Further enrichment analysis of gastric cancer differential genes found that gastric cancer tissues had significant differences in molecular characteristics and biological behavior, especially some genes related to the tumor microenvironment, from normal tissues. On the one hand, the gastric cancer differential genes are functionally concentrated in the extracellular matrix, collagen metabolism, cell adhesion and other biological processes. Ecm is composed of structural substances and functional macromolecular complexes, and plays a key role in the functional stabilization of cell and tissue structures22,23. Ecm is produced by cell secretion, In turn, it regulates cell proliferation, metastasis, and invasion. As a transmembrane glycoprotein, integrin is an important molecule of the cell–ecm network, not only regulating cell–ecm function, but also related to cell signaling. Collagen is the main component of the extracellular matrix. For components, studies have found that type IV collagen induces the migration and adhesion of melanoma and breast cancer cells through α1, β1, and α3β1 integrin, and promotes tumor metastasis24.

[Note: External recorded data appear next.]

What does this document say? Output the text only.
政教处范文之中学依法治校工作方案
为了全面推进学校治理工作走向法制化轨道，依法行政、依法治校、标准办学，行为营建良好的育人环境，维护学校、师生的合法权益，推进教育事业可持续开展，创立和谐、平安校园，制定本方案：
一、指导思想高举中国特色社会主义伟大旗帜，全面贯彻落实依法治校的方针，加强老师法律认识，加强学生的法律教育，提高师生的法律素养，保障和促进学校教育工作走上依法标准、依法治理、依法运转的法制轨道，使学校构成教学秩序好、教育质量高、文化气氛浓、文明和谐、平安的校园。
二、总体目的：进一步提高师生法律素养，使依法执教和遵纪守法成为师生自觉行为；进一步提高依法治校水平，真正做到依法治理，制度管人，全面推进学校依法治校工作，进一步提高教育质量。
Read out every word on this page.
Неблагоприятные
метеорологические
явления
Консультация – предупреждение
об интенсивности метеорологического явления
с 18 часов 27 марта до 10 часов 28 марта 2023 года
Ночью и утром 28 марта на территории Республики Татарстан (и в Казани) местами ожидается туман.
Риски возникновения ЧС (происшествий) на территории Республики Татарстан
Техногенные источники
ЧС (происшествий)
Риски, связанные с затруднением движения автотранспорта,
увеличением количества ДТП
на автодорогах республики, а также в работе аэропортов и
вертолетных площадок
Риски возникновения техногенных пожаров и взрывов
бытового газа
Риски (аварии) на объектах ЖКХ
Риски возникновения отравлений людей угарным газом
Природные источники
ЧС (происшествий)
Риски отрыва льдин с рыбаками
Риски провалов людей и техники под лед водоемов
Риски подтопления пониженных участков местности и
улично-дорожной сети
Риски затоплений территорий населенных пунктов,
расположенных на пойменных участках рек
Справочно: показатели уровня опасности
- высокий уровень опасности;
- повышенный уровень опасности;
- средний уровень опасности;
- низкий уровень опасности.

On the other hand, studies have found that gastric cancer differential genes are mainly concentrated in extracellular matrix receptor interactions, focal adhesions, PI3K-AKT and other signal pathways. Among them, focal adhesions can transmit cell adhesion signals and regulate the reorganization of the cytoskeleton. For example, tumor angiogenesis and metastasis play an important role25. The PI3K-AKT signaling pathway plays an important role in the regulation of cell growth, protein translation, and apoptosis26. A recent phase II clinical trial investigated AKT inhibition agent ipatasertib combined with paclitaxel in the treatment of triple-negative breast cancer can prolong the progression-free survival of patients27. Therefore, the enrichment signal pathways in this study are closely related to the metastasis and growth of cancer cells, reflecting the obvious gastric cancer tissue. The pathological changes of cancer also suggest the feasibility of targeted therapy for gastric cancer based on the above signal pathways.

Conclusion

To sum up, this study used multiple bioinformatics methods to examine the differences in gene expression and biological processes between gastric cancer tissues and normal tissues from multiple angles. From the genetic level, we explored the malignant mechanism of gastric cancer and potential therapeutic targets. At the same time, the preliminary exploration of the regulation and interaction network of key proteins of gastric cancer provides a biological basis and data support for the precise treatment of gastric cancer.